Let me hark back to the time at the turn of the century when 1999 was ending and folks worried that clocks would stop, nothing would function, and the planet would be in chaos. I was working in Berkeley, California, then (my favorite place in the United States which some people unkindly call “Berzerkley”), and I’d go to an internet café to check my e-mail. The place was run by savvy young Indians, and when I voiced my alarm over reports of impending doom predicted by the naysayers—social media was still not rampant then even though the bright boys some miles down in Silicon Valley were tweaking their techie talents—I was told by the young proprietor, “Don’t worry, we Indians have got things under control.
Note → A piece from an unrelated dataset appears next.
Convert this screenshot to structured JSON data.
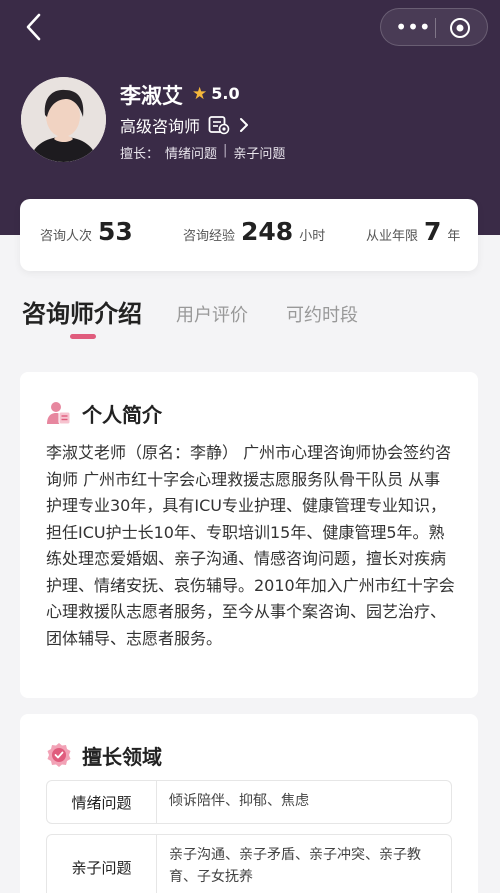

Clocks will keep ticking and everything else will function smoothly as always.”
He said it with such confidence that I was reassured. True enough, when I woke up as Jan. 1, 2000, dawned with the arrival of the new millennium, there were no cataclysmic results. The worst that happened was many folks wasting paper by still writing “1999” instead of “2000.”
Today, when so many worriers are gnawing at their nails about the end of history, with some even contemplating suicide, let me dispense a term of Teutonic wisdom: “Vergangenheitsbewaltigung!” It’s several German words rolled into one that means, more or less, struggling to overcome past traumas. It may have been Nietzsche who intoned that portentous term, but whoever the wise guy was who coined it certainly nailed it.
We’ve had a train of traumas to last us till the next millennium, but as in that wonderful ditty “Look on the bright side!” sung by Brian as he hung on the cross on Calvary alongside a couple of thieves beside Jesus Christ, we really should try to be optimistic. (For those born yesterday, the scene was in the British film “The Life of Brian” by the Monty Python gang.)
Meanwhile in our benighted nation, we have had such a heap of hard knocks, thanks to our new fork-tongued leader who keeps his subjects on tenterhooks with his blowtorch babble, that we tend to forget the equally benighted Americans who are themselves experiencing dreadful ructions under an even more obnoxious oaf soon to occupy the Oval Office.
It’s a dismal state of affairs for humankind, but we ought to view it, like the cheery Brian, as a comedy for citizens crooning on their crosses.
Isabel T. Escoda used to write from Hong Kong and has three books on Filipino women migrant workers. She now lives in Cebu.